KEDA can run on both the cloud and the edge, integrates natively with Kubernetes components such as the Horizontal Pod Autoscaler, and has no external dependencies.
For the main question "Kubernetes could terminate a pod that is still doing the processing of its own message".
As per documentation:
"Deployment is a higher-level concept that manages ReplicaSets and provides declarative updates to Pods along with a lot of other useful features"
Deployment is backed by Replicaset. As per this controller code there exist function "getPodsToDelete". In combination with "filteredPods" it gives the result: "This ensures that we delete pods in the earlier stages whenever possible."
So as proof of concept:
You can create deployment with init container. Init container should check if there is a message in the queue and exit when at least one message appears. This will allow main container to start, take and process that message. In this case we will have two kinds of pods - those which process the message and consume CPU and those who are in the starting state, idle and waiting for the next message.
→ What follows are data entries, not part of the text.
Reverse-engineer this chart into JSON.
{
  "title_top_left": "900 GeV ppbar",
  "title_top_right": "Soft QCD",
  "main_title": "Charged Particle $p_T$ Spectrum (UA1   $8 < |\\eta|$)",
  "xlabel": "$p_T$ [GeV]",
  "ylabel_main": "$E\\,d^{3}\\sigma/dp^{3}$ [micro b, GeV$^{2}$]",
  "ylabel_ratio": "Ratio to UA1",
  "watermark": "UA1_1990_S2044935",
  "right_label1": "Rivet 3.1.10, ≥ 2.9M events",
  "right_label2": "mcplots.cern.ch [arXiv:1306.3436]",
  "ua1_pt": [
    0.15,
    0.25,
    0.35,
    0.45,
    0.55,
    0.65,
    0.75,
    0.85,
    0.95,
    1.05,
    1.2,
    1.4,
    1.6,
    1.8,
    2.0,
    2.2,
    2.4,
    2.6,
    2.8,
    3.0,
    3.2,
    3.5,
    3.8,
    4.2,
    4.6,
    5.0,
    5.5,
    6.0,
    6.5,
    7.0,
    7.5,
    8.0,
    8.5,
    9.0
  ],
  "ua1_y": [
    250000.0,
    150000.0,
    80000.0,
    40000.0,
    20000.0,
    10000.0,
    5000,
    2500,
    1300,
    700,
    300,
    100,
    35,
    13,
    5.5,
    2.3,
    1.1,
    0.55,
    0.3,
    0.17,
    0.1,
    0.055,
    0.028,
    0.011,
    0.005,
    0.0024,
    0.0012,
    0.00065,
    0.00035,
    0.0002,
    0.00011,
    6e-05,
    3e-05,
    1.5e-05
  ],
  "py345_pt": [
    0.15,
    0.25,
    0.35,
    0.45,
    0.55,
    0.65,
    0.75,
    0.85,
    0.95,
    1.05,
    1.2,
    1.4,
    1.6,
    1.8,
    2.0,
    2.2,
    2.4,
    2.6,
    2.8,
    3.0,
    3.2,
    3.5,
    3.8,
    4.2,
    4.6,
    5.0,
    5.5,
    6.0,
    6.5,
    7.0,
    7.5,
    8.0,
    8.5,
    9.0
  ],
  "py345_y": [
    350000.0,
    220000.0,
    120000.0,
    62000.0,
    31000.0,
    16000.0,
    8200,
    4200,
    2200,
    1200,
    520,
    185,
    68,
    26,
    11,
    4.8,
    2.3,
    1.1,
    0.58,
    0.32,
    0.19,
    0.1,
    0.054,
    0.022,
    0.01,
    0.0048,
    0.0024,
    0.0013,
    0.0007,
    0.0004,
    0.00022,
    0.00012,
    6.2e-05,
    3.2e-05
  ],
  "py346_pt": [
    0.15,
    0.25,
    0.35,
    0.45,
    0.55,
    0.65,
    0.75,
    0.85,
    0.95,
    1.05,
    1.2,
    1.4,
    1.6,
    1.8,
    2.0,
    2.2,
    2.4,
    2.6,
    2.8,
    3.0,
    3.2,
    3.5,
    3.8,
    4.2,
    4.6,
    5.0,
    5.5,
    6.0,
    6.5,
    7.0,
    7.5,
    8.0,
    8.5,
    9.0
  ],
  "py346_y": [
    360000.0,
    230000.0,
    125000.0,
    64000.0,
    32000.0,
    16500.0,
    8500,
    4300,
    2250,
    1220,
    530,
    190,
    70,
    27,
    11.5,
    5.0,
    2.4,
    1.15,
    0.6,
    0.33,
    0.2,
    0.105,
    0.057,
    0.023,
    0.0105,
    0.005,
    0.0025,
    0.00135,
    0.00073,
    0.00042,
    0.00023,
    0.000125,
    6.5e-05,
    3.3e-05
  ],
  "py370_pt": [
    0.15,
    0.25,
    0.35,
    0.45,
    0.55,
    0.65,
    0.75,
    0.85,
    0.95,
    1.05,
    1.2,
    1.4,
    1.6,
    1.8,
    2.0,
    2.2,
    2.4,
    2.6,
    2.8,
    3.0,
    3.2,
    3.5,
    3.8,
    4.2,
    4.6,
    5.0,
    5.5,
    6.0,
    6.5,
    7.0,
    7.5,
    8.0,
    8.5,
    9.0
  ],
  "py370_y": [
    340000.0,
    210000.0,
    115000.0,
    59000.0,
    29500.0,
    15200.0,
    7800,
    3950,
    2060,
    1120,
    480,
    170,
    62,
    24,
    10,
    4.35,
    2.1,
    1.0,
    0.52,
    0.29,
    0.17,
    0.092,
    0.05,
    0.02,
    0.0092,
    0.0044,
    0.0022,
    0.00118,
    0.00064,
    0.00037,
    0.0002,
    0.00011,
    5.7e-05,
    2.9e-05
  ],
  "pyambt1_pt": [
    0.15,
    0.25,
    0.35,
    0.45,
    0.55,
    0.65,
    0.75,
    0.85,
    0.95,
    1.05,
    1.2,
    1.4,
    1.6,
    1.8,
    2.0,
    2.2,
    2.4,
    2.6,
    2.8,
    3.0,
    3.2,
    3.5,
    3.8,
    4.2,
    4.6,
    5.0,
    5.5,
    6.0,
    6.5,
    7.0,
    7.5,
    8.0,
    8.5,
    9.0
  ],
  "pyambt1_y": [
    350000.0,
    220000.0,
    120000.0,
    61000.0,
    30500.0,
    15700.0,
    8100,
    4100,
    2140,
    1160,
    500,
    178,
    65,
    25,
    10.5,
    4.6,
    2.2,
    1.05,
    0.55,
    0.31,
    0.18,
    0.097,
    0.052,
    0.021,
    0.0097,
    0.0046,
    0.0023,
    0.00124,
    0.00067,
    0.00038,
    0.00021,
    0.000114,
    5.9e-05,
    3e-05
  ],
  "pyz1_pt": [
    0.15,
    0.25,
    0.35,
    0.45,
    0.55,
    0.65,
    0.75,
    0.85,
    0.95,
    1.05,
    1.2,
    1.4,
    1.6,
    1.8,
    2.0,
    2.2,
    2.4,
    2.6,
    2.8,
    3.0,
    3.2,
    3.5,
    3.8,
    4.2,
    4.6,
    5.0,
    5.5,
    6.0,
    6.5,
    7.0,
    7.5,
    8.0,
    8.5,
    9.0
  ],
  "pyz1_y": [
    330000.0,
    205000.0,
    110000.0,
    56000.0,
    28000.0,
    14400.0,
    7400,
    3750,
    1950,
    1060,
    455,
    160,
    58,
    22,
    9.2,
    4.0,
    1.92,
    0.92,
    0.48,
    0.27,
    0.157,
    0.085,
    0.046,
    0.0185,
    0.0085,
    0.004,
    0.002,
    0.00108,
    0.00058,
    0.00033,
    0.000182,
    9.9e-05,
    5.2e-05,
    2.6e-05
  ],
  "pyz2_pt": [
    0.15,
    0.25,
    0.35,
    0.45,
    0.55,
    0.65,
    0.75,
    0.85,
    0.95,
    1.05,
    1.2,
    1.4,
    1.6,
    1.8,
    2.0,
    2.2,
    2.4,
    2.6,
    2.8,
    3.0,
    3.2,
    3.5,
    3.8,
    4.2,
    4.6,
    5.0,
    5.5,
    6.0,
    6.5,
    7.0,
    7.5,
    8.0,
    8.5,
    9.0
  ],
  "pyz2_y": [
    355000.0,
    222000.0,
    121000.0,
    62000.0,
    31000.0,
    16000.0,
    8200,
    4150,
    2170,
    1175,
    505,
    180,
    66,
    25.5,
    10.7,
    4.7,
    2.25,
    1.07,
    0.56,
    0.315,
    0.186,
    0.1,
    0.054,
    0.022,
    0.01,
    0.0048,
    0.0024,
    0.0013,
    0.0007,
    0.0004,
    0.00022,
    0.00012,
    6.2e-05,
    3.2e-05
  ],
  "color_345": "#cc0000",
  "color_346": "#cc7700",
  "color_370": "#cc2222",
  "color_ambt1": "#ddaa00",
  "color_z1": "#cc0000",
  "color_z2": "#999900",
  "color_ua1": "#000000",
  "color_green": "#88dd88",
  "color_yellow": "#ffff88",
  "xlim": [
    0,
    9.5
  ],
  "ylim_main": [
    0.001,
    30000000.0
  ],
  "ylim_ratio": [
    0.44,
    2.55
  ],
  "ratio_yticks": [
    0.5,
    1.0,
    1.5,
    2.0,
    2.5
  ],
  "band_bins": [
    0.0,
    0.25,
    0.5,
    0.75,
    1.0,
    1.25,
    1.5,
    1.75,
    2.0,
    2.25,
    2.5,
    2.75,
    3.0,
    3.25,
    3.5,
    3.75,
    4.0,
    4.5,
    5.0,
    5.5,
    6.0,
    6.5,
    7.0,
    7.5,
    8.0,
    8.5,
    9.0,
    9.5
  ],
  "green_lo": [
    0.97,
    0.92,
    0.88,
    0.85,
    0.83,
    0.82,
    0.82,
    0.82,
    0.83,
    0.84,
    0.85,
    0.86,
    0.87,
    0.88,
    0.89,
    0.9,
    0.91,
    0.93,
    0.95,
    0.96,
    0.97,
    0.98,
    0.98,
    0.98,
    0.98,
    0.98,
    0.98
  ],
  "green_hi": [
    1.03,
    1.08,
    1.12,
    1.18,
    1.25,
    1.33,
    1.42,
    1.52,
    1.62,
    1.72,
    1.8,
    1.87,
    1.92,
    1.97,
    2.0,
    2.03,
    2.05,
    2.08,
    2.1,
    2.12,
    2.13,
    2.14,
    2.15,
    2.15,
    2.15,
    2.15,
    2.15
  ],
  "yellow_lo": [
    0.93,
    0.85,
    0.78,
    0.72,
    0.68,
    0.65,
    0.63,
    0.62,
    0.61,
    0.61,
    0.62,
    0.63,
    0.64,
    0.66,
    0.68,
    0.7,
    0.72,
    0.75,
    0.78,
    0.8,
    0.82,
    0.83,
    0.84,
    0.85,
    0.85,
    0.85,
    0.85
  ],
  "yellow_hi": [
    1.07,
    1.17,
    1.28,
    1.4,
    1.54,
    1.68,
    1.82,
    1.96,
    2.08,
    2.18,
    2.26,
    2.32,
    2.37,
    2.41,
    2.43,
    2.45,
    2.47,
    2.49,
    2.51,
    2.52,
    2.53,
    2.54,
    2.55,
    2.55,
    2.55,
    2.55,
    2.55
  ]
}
In this case starting containers will be deleted at the first place when HPA decide to decrease number of replicas in the deployment.
apiVersion: extensions/v1beta1
kind: Deployment
metadata:
labels:
app: complete
name: complete
spec:
replicas: 5
revisionHistoryLimit: 10
selector:
matchLabels:
app: complete
template:
metadata:
creationTimestamp: null
labels:
app: complete
spec:
hostname: c1
containers:
- name: complete
command:
- "bash"
args:
- "-c"
- "wa=$(shuf -i 15-30 -n 1)&& echo $wa && sleep $wa"
image: ubuntu
imagePullPolicy: IfNotPresent
resources: {}
initContainers:
- name: wait-for
image: ubuntu
command: ['bash', '-c', 'sleep 30']
dnsPolicy: ClusterFirst
restartPolicy: Always
terminationGracePeriodSeconds: 30
Hope this help.
Horizontal Pod Autoscaler is not designed for long-running tasks, and will not be a good fit. If you need to spawn one long-running processing tasks per message, I'd take one of these two approaches:
Use a task queue such as Celery. It is designed to solve your exact problem: have a queue of tasks that needs to be distributed to workers, and ensure that the tasks run to completion. Kubernetes even provides an official example of this setup.
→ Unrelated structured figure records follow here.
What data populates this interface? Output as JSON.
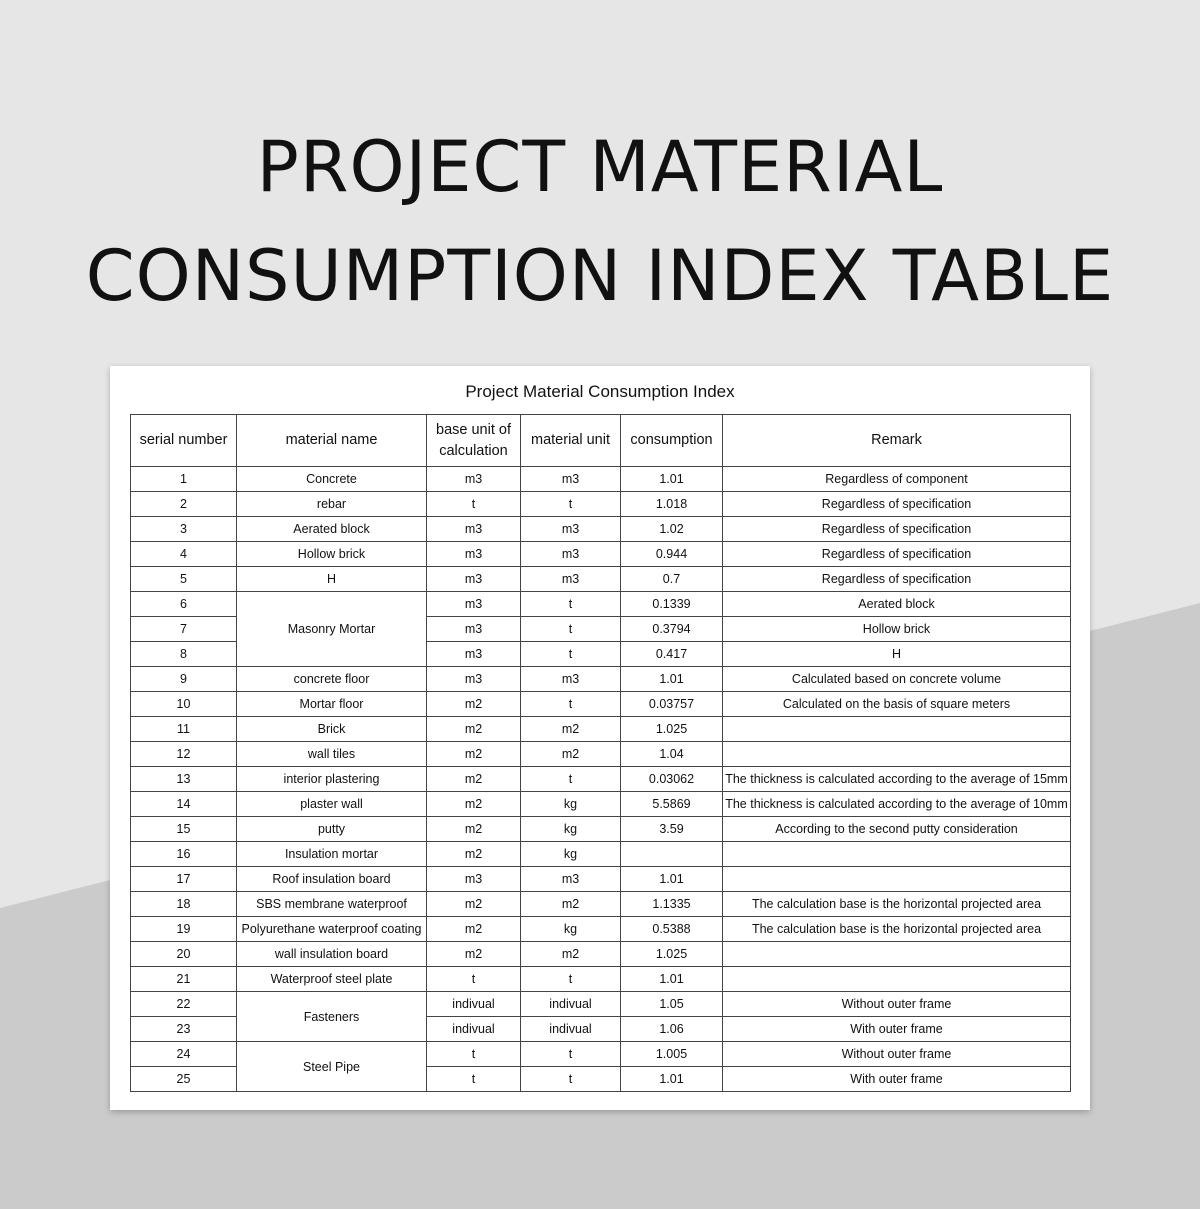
{
  "page": {
    "heading_line1": "PROJECT MATERIAL",
    "heading_line2": "CONSUMPTION INDEX TABLE"
  },
  "sheet": {
    "title": "Project Material Consumption Index",
    "headers": [
      "serial number",
      "material name",
      "base unit of calculation",
      "material unit",
      "consumption",
      "Remark"
    ],
    "rows": [
      {
        "serial": "1",
        "material": "Concrete",
        "base_unit": "m3",
        "unit": "m3",
        "consumption": "1.01",
        "remark": "Regardless of component"
      },
      {
        "serial": "2",
        "material": "rebar",
        "base_unit": "t",
        "unit": "t",
        "consumption": "1.018",
        "remark": "Regardless of specification"
      },
      {
        "serial": "3",
        "material": "Aerated block",
        "base_unit": "m3",
        "unit": "m3",
        "consumption": "1.02",
        "remark": "Regardless of specification"
      },
      {
        "serial": "4",
        "material": "Hollow brick",
        "base_unit": "m3",
        "unit": "m3",
        "consumption": "0.944",
        "remark": "Regardless of specification"
      },
      {
        "serial": "5",
        "material": "H",
        "base_unit": "m3",
        "unit": "m3",
        "consumption": "0.7",
        "remark": "Regardless of specification"
      },
      {
        "serial": "6",
        "material": "Masonry Mortar",
        "material_rowspan": 3,
        "base_unit": "m3",
        "unit": "t",
        "consumption": "0.1339",
        "remark": "Aerated block"
      },
      {
        "serial": "7",
        "material_merged": true,
        "base_unit": "m3",
        "unit": "t",
        "consumption": "0.3794",
        "remark": "Hollow brick"
      },
      {
        "serial": "8",
        "material_merged": true,
        "base_unit": "m3",
        "unit": "t",
        "consumption": "0.417",
        "remark": "H"
      },
      {
        "serial": "9",
        "material": "concrete floor",
        "base_unit": "m3",
        "unit": "m3",
        "consumption": "1.01",
        "remark": "Calculated based on concrete volume"
      },
      {
        "serial": "10",
        "material": "Mortar floor",
        "base_unit": "m2",
        "unit": "t",
        "consumption": "0.03757",
        "remark": "Calculated on the basis of square meters"
      },
      {
        "serial": "11",
        "material": "Brick",
        "base_unit": "m2",
        "unit": "m2",
        "consumption": "1.025",
        "remark": ""
      },
      {
        "serial": "12",
        "material": "wall tiles",
        "base_unit": "m2",
        "unit": "m2",
        "consumption": "1.04",
        "remark": ""
      },
      {
        "serial": "13",
        "material": "interior plastering",
        "base_unit": "m2",
        "unit": "t",
        "consumption": "0.03062",
        "remark": "The thickness is calculated according to the average of 15mm"
      },
      {
        "serial": "14",
        "material": "plaster wall",
        "base_unit": "m2",
        "unit": "kg",
        "consumption": "5.5869",
        "remark": "The thickness is calculated according to the average of 10mm"
      },
      {
        "serial": "15",
        "material": "putty",
        "base_unit": "m2",
        "unit": "kg",
        "consumption": "3.59",
        "remark": "According to the second putty consideration"
      },
      {
        "serial": "16",
        "material": "Insulation mortar",
        "base_unit": "m2",
        "unit": "kg",
        "consumption": "",
        "remark": ""
      },
      {
        "serial": "17",
        "material": "Roof insulation board",
        "base_unit": "m3",
        "unit": "m3",
        "consumption": "1.01",
        "remark": ""
      },
      {
        "serial": "18",
        "material": "SBS membrane waterproof",
        "base_unit": "m2",
        "unit": "m2",
        "consumption": "1.1335",
        "remark": "The calculation base is the horizontal projected area"
      },
      {
        "serial": "19",
        "material": "Polyurethane waterproof coating",
        "base_unit": "m2",
        "unit": "kg",
        "consumption": "0.5388",
        "remark": "The calculation base is the horizontal projected area"
      },
      {
        "serial": "20",
        "material": "wall insulation board",
        "base_unit": "m2",
        "unit": "m2",
        "consumption": "1.025",
        "remark": ""
      },
      {
        "serial": "21",
        "material": "Waterproof steel plate",
        "base_unit": "t",
        "unit": "t",
        "consumption": "1.01",
        "remark": ""
      },
      {
        "serial": "22",
        "material": "Fasteners",
        "material_rowspan": 2,
        "base_unit": "indivual",
        "unit": "indivual",
        "consumption": "1.05",
        "remark": "Without outer frame"
      },
      {
        "serial": "23",
        "material_merged": true,
        "base_unit": "indivual",
        "unit": "indivual",
        "consumption": "1.06",
        "remark": "With outer frame"
      },
      {
        "serial": "24",
        "material": "Steel Pipe",
        "material_rowspan": 2,
        "base_unit": "t",
        "unit": "t",
        "consumption": "1.005",
        "remark": "Without outer frame"
      },
      {
        "serial": "25",
        "material_merged": true,
        "base_unit": "t",
        "unit": "t",
        "consumption": "1.01",
        "remark": "With outer frame"
      }
    ]
  }
}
If you don't want to introduce another component such as Celery, you can spawn a Kubernetes job for every incoming message by yourself. Kubernetes will make sure that the job runs to completion at least once - reschedule the pod if it dies, etc. In this case you will need to write a script that reads RabbitMQ messages and creates jobs for them by yourself.
In both cases, make sure you also have Cluster Autoscaler enabled so that new nodes get automatically provisioned if your current nodes are not sufficient to handle the load.